Primary Prevention is obviously superior to secondary or tertiary, in that it is aimed at preventing disease from ever occurring. Primary Prevention is essential in lead poisoning because once a child has been exposed, there is very little that can be done to reduce the risk or mitigate the damage. Those children in Flint are likely harmed for life to varying degrees. Markowitz and Rosner discuss how at the beginning of the lawsuits against the lead industry, and the discussion of remediation, in the 1990s, the aim was to spend $15 billion fixing the problem and ending the epidemic of lead poisoning among children. Instead, because of the pressure of landlords, industry, and others, that plan was abandoned for weak, partial, and ineffective measures that continued to allow millions of children to be poisoned (Markowitz & Rosner 2014, p. 19-20). That said, I often use lead levels as a success story to demonstrate what can be done when policy is changed and prevailing narratives challenged. It is terrible to have to offer a partial success as one of the greatest ones, but this graph counters a prevailing narrative, promoted by the industry and its allies, that poisoning our children – in the many ways we do – is inevitable, almost natural.
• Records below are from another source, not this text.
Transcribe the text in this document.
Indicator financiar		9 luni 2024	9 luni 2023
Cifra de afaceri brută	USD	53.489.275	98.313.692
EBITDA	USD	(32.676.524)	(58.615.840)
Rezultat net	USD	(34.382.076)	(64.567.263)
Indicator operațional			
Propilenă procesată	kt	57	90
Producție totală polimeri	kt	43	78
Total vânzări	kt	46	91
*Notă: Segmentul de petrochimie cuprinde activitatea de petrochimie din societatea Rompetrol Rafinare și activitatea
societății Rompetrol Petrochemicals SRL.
Figure 1. Percentage of children 1-5 years old in the U.S. population

with elevated blood lead levels (≥ 10 μg/dL) (Jones et al. 2009).

The problem with this graph is that while we have made progress, recent research has shown that there is no safe level of lead exposure for children, and the action level has been moved down to ≥ 5 µg/dL ((DHHS & CDC, 2011; Lanphear et al., 2005; Chiodo et al., 2007; Jusko et al., 2008; Jedrychowski et al., 2009). The problem with our society is that we are much more likely to tolerate damaging levels of lead in children who are brown, black, or economically deprived.

Opportunities and Barriers

As if we needed further reminder this week that Black Lives Matter. We need to confront the systematic racism that has made Flint possible. Racism has been institutionalized into all our major organizations and professions, and Public Health is no exception. That is the barrier. Changing a culture is not easy. But the opportunities are vast. The cost of IQ points lost to lead alone amount to $192-270 billion per birth cohort, not counting the personal cost of a lower IQ. The return on investment is such that for every dollar spent on lead abatement, $17-221 would be recompensed (Gould, 2009). I have been pleased to see that Health Disparities have been explicitly addressed in Benedictine’s MPH program; whether that is a result of our Benedictine values or national mandates, the change is to be lauded – at least as a start. Changing culture is not easy, but I do believe that education can be part of that. Recognizing and understanding injustice is the first step in working against it, and I hope that in the future we will all be part of remedying this grave injustice.